When Karishma and Jamal went for a walk, Jamal grabbed a piece of paper dangling from a tree that saw him whisked away to the Island of the Idols. Somehow in an episode that saw Janet thrown under the bus for doing what’s right, it was Jamal who was screwed the most because he found a trinket in the jungle, and it meant that he lost his vote before he could even read the parchment.
Boston Rob even chided him by saying, “There are no free lunches in Survivor,” yet that’s what Island of the Idols, Hidden Immunity Idols, and other found advantages are; free lunches! He did get the opportunity to use a pencil and a blank piece of paper to commit sabotage on somebody else, giving Dean a fake Legacy Advantage, but all it could really do is make Jamal a bigger target.
Betsided
The second Immunity Challenge brought a bunch of pain and a bunch of classic Survivor challenge memories with the “hang onto a bar behind your back as you dangle increasingly closer to the water below” test of endurance. Jeff even cranked up the difficulty immediately, taking out a slew of players. At the very least, one woman and one man would become safe this round.
Those people who won immunity were Aaron (for his second) and Missy, meaning all the vulnerable people (Jamal, Karishma, Janet) had the votes split on them. It wasn’t even a question to the point that we were at Tribal Council minutes after the post-Immunity commercial, with only Janet’s idol being played a question of would she do what Kellee couldn’t.
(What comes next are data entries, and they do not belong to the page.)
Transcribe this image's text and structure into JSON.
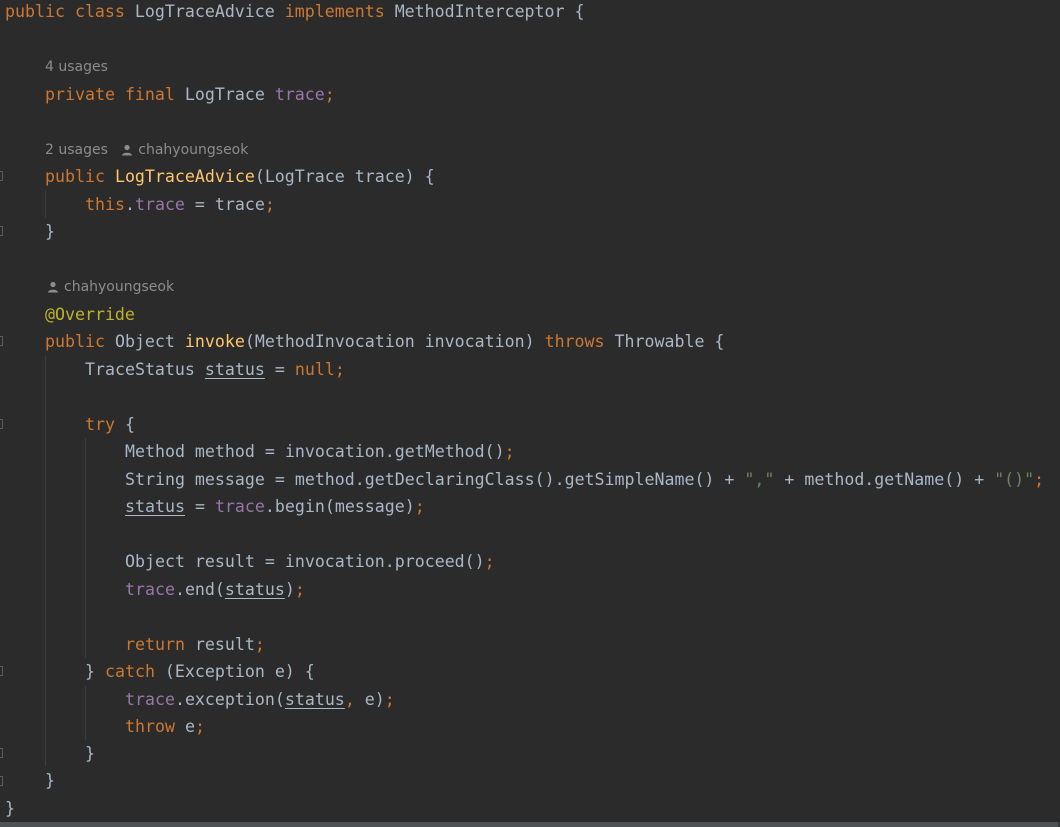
{
  "hints": {
    "field_usages": "4 usages",
    "ctor_usages": "2 usages",
    "ctor_author": "chahyoungseok",
    "method_author": "chahyoungseok"
  },
  "code": {
    "l1": {
      "kw1": "public",
      "kw2": "class",
      "cls": "LogTraceAdvice",
      "kw3": "implements",
      "iface": "MethodInterceptor",
      "brace": "{"
    },
    "field": {
      "kw1": "private",
      "kw2": "final",
      "type": "LogTrace",
      "name": "trace",
      "semi": ";"
    },
    "ctor": {
      "kw": "public",
      "name": "LogTraceAdvice",
      "params": "(LogTrace trace) {"
    },
    "assign": {
      "kw": "this",
      "dot": ".",
      "fld": "trace",
      "rest": " = trace",
      "semi": ";"
    },
    "ctor_close": "}",
    "annotation": "@Override",
    "invoke": {
      "kw1": "public",
      "ret": "Object",
      "name": "invoke",
      "params": "(MethodInvocation invocation)",
      "kw2": "throws",
      "exc": "Throwable {"
    },
    "status_decl": {
      "type": "TraceStatus",
      "var": "status",
      "eq": " = ",
      "kw": "null",
      "semi": ";"
    },
    "try_line": {
      "kw": "try",
      "rest": " {"
    },
    "method_line": {
      "text": "Method method = invocation.getMethod()",
      "semi": ";"
    },
    "message_line": {
      "pre": "String message = method.getDeclaringClass().getSimpleName() + ",
      "s1": "\",\"",
      "mid": " + method.getName() + ",
      "s2": "\"()\"",
      "semi": ";"
    },
    "status_assign": {
      "var": "status",
      "eq": " = ",
      "fld": "trace",
      "rest": ".begin(message)",
      "semi": ";"
    },
    "result_line": {
      "text": "Object result = invocation.proceed()",
      "semi": ";"
    },
    "end_line": {
      "fld": "trace",
      "pre": ".end(",
      "var": "status",
      "post": ")",
      "semi": ";"
    },
    "return_line": {
      "kw": "return",
      "rest": " result",
      "semi": ";"
    },
    "catch_line": {
      "close": "} ",
      "kw": "catch",
      "rest": " (Exception e) {"
    },
    "exception_line": {
      "fld": "trace",
      "pre": ".exception(",
      "var": "status",
      "comma": ",",
      "post": " e)",
      "semi": ";"
    },
    "throw_line": {
      "kw": "throw",
      "rest": " e",
      "semi": ";"
    },
    "catch_close": "}",
    "method_close": "}",
    "class_close": "}"
  }
}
What followed at Tribal Council was a goddamn travesty, especially in the way Aaron, Missy, and others buried Janet. Everyone seemed to dance around the topic at hand being Dan’s indiscretions, yet those two were quick to put the burden on Janet, with Aaron saying she was playing the victim and saying it was a Survivor play.
Jamal then reflected upon the male ally viewpoint, bringing up that it doesn’t matter if they don’t see it; acts of transgression can be real if experienced without a declaration, and it’s up to men to hear, listen, and believe women when it’s their time, on their terms, to share their stories.
The opposing counterpoints were seemingly innocuous out of context, with Aaron needing to rely on having a mom, two sisters, and women clients at his gym to contextualize the stories while also showing sympathy for Dan’s character being attacked. Dan reiterated his previous apologies and added how it doesn’t matter what he feels, but the truth to power experienced by the potential people he made feel uncomfortable.
The problem with this dialogue is that Janet was still being admonished and even apologized for defending women that felt uncomfortable and for getting involved when she had great respect for Dan and personally liked him. It doesn’t get rid of the fact that Kellee cried in a private confessional that the experiences shared by five women legitimized her discomfort, and a producer even said, on the record, it was not okay.
With Janet using her idol to remove her two votes, Karishma receiving three and Jamal receiving six votes, in the span of two hours, we saw video proof and discussions of unwanted touching from Dan come to the forefront and become an important bonding moment only for the primary victim to be voted out, a motherly figure thrown under the bus and the season’s male champion of women’s issues, Jamal, voted out. All while the majority alliance is aware of the discomfort surrounding Dan and choosing to continue to work with him.
Before the season began, the Survivor: Island of the Idols castaways tweeted out to don’t sleep on 39. After this disastrous merge, I’m ready to hibernate until season 40 arrives.